One of every four Southern Nevadans, or about 500,000 people, is identified as Hispanic. That number could be larger. Demographers say 50,000 Latinos could be here illegally.

It’s difficult to find accurate figures, but you know the story. They build and renovate our homes, cut our lawns, wash our cars, clean our dishes, watch our children, dry clean our clothes. What’s often lost in this conversation is the emotional anguish that comes with the immigrant experience. Take the time to talk with undocumented workers, and you’ll find that a large number would rather return home.

They’re away from family, friends, their ancestral land. Many speak of the alienation of knowing that they are hated and resented by many Americans.

Some are profesionals—just the sort of people “Narcissa” wishes would move here. But their college degrees and professional credentials are not accepted in this country, so they fill jobs that often go unfilled. Economists note that the large army of the unemployed does help drive down wages, and that’s created a great deal of the tension in the anti-immigrant story.

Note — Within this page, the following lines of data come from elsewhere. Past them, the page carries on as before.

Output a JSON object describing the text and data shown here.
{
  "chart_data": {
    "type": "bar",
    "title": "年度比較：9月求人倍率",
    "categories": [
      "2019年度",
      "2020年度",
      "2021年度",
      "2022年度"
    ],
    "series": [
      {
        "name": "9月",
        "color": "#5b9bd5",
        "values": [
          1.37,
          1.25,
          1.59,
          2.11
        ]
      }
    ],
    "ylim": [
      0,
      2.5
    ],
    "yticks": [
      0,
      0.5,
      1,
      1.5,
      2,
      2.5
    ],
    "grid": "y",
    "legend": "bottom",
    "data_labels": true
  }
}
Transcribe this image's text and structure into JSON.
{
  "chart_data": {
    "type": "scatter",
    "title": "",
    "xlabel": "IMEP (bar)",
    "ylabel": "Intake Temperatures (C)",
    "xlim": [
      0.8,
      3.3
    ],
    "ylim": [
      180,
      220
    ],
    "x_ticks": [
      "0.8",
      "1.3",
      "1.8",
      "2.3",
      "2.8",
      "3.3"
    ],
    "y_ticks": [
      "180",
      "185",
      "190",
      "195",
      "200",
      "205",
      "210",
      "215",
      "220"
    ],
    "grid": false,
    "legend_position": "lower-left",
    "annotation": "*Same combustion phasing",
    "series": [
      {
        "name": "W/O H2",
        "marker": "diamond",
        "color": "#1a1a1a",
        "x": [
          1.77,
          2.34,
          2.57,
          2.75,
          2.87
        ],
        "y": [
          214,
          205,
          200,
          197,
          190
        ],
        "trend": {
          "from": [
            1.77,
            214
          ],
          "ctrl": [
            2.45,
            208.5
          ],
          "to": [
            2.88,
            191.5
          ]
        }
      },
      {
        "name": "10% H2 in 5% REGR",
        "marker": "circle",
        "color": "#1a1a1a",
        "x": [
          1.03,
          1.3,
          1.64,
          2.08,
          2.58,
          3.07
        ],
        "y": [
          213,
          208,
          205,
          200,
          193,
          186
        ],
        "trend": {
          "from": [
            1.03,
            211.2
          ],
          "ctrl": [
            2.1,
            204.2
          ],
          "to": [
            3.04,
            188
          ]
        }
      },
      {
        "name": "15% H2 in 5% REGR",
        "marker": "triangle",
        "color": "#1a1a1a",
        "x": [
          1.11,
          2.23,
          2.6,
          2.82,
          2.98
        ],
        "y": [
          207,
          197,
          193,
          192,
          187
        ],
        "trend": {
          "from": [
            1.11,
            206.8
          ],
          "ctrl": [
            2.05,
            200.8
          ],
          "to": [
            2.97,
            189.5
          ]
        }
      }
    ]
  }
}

The Samosa Factory’s Rick Aco shakes his head in amazement at the online anger over Guerrero’s death. Aco’s lived and worked in New York City, Oklahoma and Colorado. He’s traveled throughout Central America. His world is filled with long days and the challenges of hiring hourly wage workers to cook and clean, all while competing for labor with the better-paying giants of the Las Vegas Strip.

Aco recognizes that many Southern Nevadans are caring people; several of the online postings reflect that attitude. But the restaurant owner asks: Where’s the compassion? The sense of shared danger? A Christian sense of caring?

Aco asks, “Do these people realize that someone was murdered?”